Model confidence provides the probability that a random positive sample has a higher probability of being positive than a random negative sample. Marketing Cloud Engagement uses the area under the Receiver Operating Characteristic curve, or a ROC curve, to evaluate the strength of subscriber engagement predictions. Scores are smoothed so they present an even, understandable view of your customer personas.

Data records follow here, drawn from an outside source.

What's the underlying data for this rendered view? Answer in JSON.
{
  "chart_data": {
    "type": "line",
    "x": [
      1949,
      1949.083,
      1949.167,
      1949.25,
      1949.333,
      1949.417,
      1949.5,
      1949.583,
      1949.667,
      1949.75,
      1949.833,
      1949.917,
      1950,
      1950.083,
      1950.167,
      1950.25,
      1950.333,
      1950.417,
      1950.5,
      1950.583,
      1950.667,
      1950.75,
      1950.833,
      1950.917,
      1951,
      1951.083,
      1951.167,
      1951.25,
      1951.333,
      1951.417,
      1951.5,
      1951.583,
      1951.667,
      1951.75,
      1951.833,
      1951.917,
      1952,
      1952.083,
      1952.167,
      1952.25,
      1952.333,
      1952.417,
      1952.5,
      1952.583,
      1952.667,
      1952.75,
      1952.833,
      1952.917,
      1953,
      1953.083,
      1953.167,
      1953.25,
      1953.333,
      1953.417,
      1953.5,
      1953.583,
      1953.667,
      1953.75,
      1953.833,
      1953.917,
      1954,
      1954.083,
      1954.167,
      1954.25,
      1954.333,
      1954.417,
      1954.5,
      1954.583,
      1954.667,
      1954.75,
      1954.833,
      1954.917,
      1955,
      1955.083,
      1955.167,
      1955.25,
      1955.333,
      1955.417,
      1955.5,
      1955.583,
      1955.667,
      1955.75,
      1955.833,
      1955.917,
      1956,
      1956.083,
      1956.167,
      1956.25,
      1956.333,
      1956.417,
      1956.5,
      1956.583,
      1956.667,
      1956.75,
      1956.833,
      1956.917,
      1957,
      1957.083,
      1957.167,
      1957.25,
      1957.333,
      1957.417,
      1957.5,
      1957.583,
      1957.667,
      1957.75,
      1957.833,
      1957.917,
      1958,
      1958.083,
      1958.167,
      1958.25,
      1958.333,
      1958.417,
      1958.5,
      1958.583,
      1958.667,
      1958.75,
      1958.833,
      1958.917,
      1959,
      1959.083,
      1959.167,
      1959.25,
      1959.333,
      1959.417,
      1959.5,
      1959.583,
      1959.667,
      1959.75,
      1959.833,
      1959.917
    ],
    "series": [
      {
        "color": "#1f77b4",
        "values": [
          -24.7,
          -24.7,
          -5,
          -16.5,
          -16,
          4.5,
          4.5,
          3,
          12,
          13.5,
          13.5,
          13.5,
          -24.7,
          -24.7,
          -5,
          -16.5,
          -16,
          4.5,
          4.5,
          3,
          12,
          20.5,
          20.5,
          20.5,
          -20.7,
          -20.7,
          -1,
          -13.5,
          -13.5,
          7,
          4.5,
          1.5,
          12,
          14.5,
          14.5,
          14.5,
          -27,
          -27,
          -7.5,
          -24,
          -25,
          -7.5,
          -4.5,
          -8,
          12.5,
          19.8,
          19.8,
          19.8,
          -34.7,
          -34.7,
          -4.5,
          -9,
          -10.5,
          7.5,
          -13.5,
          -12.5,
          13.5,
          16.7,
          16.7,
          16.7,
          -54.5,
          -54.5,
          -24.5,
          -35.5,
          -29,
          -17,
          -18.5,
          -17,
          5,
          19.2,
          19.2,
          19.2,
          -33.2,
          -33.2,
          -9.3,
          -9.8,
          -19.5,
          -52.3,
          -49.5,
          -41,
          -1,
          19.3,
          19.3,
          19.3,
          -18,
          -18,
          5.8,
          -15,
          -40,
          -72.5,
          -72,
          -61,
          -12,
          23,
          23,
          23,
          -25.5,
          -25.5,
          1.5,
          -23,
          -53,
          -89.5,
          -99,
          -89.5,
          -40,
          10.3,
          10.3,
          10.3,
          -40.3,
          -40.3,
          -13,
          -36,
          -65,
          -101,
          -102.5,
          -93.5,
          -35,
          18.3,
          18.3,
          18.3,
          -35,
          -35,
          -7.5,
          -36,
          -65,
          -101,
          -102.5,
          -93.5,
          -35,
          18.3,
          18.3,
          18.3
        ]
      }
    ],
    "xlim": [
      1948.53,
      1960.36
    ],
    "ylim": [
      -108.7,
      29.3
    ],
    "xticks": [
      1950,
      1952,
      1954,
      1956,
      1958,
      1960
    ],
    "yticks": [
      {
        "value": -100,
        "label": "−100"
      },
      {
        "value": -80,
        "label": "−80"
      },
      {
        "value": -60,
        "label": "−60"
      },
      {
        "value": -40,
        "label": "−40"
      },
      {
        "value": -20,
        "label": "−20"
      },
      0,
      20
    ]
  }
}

When model confidence is closer to 1.00, or 100%, there’s greater predictive strength for that engagement score. Lower model confidence indicates weaker predictive strength for that engagement score. The closer the confidence is to 0.50, or 50%, the more the model has about the same predictive strength of a coin toss. These ranges are the model confidence thresholds for Einstein Engagement Scoring.
- Excellent: 1.00–0.85
- Good: 0.84–0.75
- Fair: 0.65–0.50
- Poor: < 0.50
Each engagement prediction tile on the dashboard contains a model confidence indicator. The indicator consists of three circles that correspond with the model confidence thresholds:
- Excellent: three filled dots
- Good: two filled dots
- Fair: one filled dot
- Poor: no filled dots
Fair or poor model confidence can indicate insufficient subscriber data. It can also result from a change in email marketing strategy that influences subscriber engagement behaviors.